First Post for a while

honeybears

Registered User
Oct 18, 2014
41
0
Hampshire
Haven't posted for a while as one of the last times I posted, whilst letting off steam towards my own situation, I felt that those who responded were judging my response and in the end used my post to move on to a completely different subject altogether with no relevance to the reason I posted in the first place.

Talking Point seems to be for advice, but also to let off steam and not be judged - or so I hoped

Everyone has their own experiences of Dementia and I have learnt that you can't judge anyone who has to deal with Dementia yet I am always wondering how I am judged by the actions I take.

To cap it all together, I am an only child so all the responsibility falls to me - I don't have a large family network to fall back on or outer relatives to rely on - it is just me and my partner to take all the burden, all the responsibility and make all the decisions, plus hold down full time jobs and it is not just the responsibility of one parent, as both my parents now have Dementia.

I never in a million years expected to find myself in this situation, and certainly not with both parents suffering from the same illness - I foresaw my Mum & Dad enjoying their retirement in their OAP style bungalow - not my Mum in a care home, sat in a room on her own and my Dad at home, lonely and without any friends because he spent his life not wanting 'outside interference' which is fine if that is how he wanted to spend his time, but he never gave a thought as to how his actions would affect my Mum in later life and all those years my Dad pushed everyone away, now none of them want to come around because of who he was and still is.

I don't believe in self pity as I know that there are people out there in worse situations than I am and that to have my parents I am lucky but sometimes I wish people understood the full extent of what exactly Dementia does to everyone involved, not just those with the illness itself
 

Liepy

Registered User
Oct 10, 2017
22
0
I was exactly and still in the very same situation. Mum in a care home, dad was the same as yours and lived 2 more years alone, refusing help or to spend time with us. He passed away a year ago. Hubby and my see Mum 3times a week but we have no children and so we are left to deal with everything. Mums bungalow has just sold so at least that makes sure she is ok. I doubt Mum will see another year out but we are all she has now. You soon learn that what you envisioned as a happy ending can soon be taken away. Make time for yourself if you can and know you are doing all you can
Linda
 

father ted

Registered User
Aug 16, 2010
734
0
London
Oh honeybears,
I know it is so hard to be in your situation.
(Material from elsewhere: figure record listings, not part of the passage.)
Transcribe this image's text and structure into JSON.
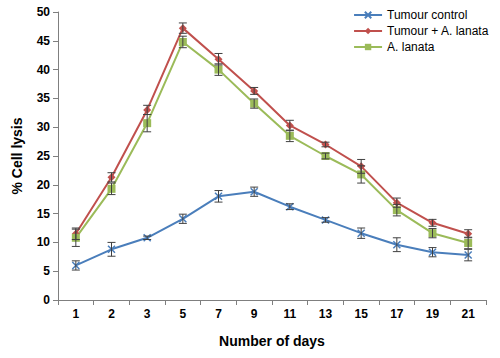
{
  "chart_data": {
    "type": "line",
    "x_label": "Number of days",
    "y_label": "% Cell lysis",
    "categories": [
      "1",
      "2",
      "3",
      "5",
      "7",
      "9",
      "11",
      "13",
      "15",
      "17",
      "19",
      "21"
    ],
    "series": [
      {
        "name": "Tumour control",
        "color": "#4a7ebb",
        "marker": "x",
        "values": [
          6,
          8.8,
          10.8,
          14.1,
          18,
          18.8,
          16.2,
          13.9,
          11.6,
          9.6,
          8.3,
          7.8
        ],
        "errors": [
          0.8,
          1.2,
          0.3,
          0.8,
          1,
          0.8,
          0.5,
          0.4,
          0.9,
          1.2,
          0.8,
          1
        ]
      },
      {
        "name": "Tumour + A. lanata",
        "color": "#c0504d",
        "marker": "diamond",
        "values": [
          11.5,
          21.3,
          33,
          47.2,
          41.8,
          36.3,
          30.3,
          27,
          23.2,
          16.9,
          13.4,
          11.5
        ],
        "errors": [
          1,
          0.8,
          0.8,
          0.9,
          1,
          0.6,
          0.9,
          0.4,
          1.2,
          0.8,
          0.6,
          0.7
        ]
      },
      {
        "name": "A. lanata",
        "color": "#9bbb59",
        "marker": "square",
        "values": [
          10.8,
          19.3,
          30.7,
          44.8,
          40,
          34.1,
          28.5,
          25,
          21.8,
          15.6,
          11.6,
          9.9
        ],
        "errors": [
          1.5,
          1,
          1.5,
          1,
          1,
          0.8,
          1,
          0.5,
          1.5,
          1,
          0.8,
          1
        ]
      }
    ],
    "ylim": [
      0,
      50
    ],
    "yticks": [
      0,
      5,
      10,
      15,
      20,
      25,
      30,
      35,
      40,
      45,
      50
    ],
    "grid": false,
    "legend": "upper right"
  }
}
My situation is not exactly the same but I am an only child too so all the responsibility falls to me and most of the time I don't think I am up to it but have no other choice than to carry on. The carefree person I was has disappeared to be replaced by a joyless robot who goes through the motions every day of what needs to be done and no more.
You don't say how long your Mum has been in the home and if she is settled or not but the fact is if she is there the day to day caring for her is not falling to you but to someone else. You may find this hard but it releases you from one aspect of this disease. Your Dad sounds quite isolated and could well benefit from day care but from what you say he has never felt the need to engage much with others so to do so he may find stressful. You find it heartbreaking to see them how they are now but maybe they don't view it in that way.

Finally I feel I must defend all the TP posters. I have found such good advice and reassurance here t really has made a difference to me. When anyone posts here it is usually because they feel the need for reassurance and feel a bit low. It is then one short step to getting lots of views but no replies or someone taking the thread off piste to feel dejected, but don't. We are all in the same boat one way or another.